For UC patients naïve to biologics, Remicade (infliximab) was shown to be superior in corticosteroid-free clinical remission, as well as endoscopic remission versus Entyvio (vedolizumab). This recent analysis found that clinical remission percentages were close at year one, with Remicade at 39.9% and Entyvio at 38.6%. Both of these are viable biologic options for the treatment of UC, and many people have had success with both. However, Remicade was found to have more patients with endoscopic remission at 36.0% and 25.6% respectively. As far as corticosteroid-free goes, Remicade won out here with 29.5%, whereas Entyvio saw 15.0%.
This analysis suggests that Entyvio may be equal in symptom control to Remicade. Nonetheless, Remicade remains the ‘gold standard’ for naive UC patients as it offers a higher chance of corticosteroid-free remission in addition to endoscopic remission. Entyvio did beat Remicade in one aspect. Those who took Entyvio had less chance of serious infection 5.3% vs 0.7%, although it was noted the rate of hospitalization was the same.

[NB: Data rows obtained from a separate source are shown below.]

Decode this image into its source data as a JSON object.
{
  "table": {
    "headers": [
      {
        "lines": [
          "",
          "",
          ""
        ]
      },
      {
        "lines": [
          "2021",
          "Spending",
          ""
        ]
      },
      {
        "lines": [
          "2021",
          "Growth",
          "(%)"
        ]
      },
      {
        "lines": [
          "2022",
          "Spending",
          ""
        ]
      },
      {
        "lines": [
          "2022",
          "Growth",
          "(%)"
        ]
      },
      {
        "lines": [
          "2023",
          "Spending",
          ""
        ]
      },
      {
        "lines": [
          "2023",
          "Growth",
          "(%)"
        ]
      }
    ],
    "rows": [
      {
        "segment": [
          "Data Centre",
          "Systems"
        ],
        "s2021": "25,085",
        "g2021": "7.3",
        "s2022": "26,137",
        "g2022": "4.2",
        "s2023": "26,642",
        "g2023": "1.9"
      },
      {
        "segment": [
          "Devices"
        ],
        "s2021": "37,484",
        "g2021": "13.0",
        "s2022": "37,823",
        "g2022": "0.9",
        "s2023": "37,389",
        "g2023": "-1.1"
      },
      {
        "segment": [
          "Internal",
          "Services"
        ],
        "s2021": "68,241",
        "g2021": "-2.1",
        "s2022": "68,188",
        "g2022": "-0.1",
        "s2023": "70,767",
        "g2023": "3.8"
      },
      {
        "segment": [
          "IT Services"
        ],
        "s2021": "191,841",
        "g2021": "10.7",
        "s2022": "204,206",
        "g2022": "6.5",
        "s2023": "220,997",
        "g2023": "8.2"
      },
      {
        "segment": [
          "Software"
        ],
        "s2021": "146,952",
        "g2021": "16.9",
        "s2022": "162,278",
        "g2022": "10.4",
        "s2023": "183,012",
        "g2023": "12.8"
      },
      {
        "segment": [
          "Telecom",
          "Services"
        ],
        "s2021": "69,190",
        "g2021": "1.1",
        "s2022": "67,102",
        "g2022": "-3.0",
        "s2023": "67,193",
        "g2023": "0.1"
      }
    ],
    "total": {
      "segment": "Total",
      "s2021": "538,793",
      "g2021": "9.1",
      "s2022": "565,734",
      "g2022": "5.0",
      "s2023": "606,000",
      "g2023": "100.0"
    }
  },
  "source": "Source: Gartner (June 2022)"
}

It was found that Remicade may be a better choice for the ‘sicker’ patient, as the highest one-year success rates were those already on corticosteroids upon introduction of this biologic.
This large analysis included three major studies (ACT-1, Gemini-1, and VARSITY) that compared Remicade and Entyvio. A total of 795 naive UC patients participated in these three studies. Overall, by week 6 both Remicade and Entyvio showed promise with clinical responses at 60.5% and 60.0% respectively. Oftentimes patients are told that Entyvio often takes longer to start working, but these findings may debunk that. It was noted that Entyvio patients were more likely to be using combatant steroids and had higher albumin levels. In contrast, Remicade patients had more reports of pancolitis as well as higher rates of using immunomodulators. At 6 weeks clinical remission rates were at 39.9% and 38.6% respectively.

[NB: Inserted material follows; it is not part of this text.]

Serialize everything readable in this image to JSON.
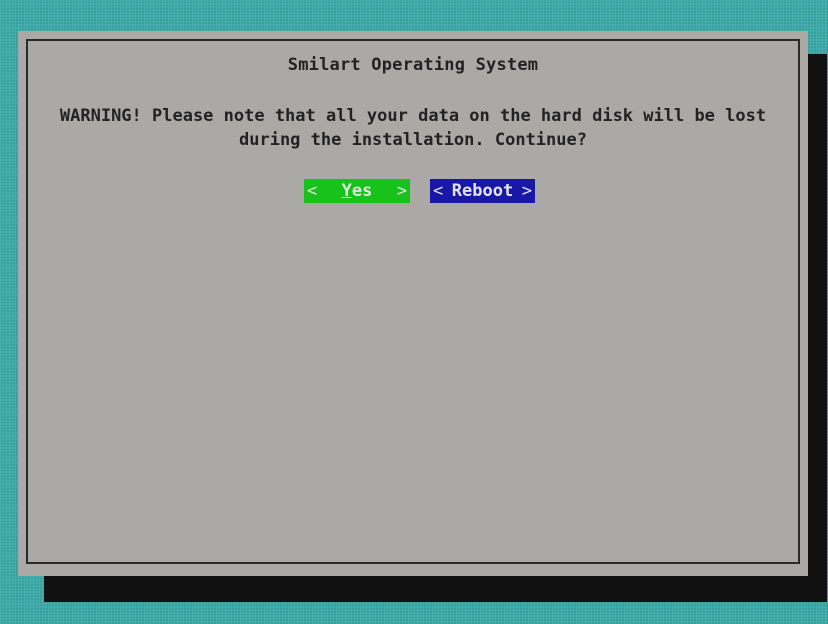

Primary outcomes were clinical remission at 52 weeks. This was defined as no more rectal bleeding and a Mayo clinic stool frequency sub-score normalization. Remicade and Entyvio are the preferred biologics for naive UC patients, and it’s easy to see why. Similar outcomes and assessment scores show that these biologics rank neck in neck. As with any study, there are a few limitations, including variations in endopic assessments as well as these studies being several years apart. As Remicade is an older biologic, its study was conducted in 2005. Entyvio is newer therefore its studies were conducted in 2014 and 2020.
Choosing to start a biologic to control UC symptoms is a big decision, and should be personalized to each patient and their individual needs. While both pose risks, they also both pose the ‘reward’ of remission. These biologics show promise in clinical response and clinical remission; however, they are different in how they work. Prescribing doctors should take into account previous biologic, corticosteroid, and steroid use as well as albumin levels. With the help of the results from this analysis, an educated decision can be made as to which choice is better for a particular patient. In the future after more studies on the subject are done, it may be common to see that Remicade is used as the introductory biologic and then the patient switched to Entyvio to maintain remission.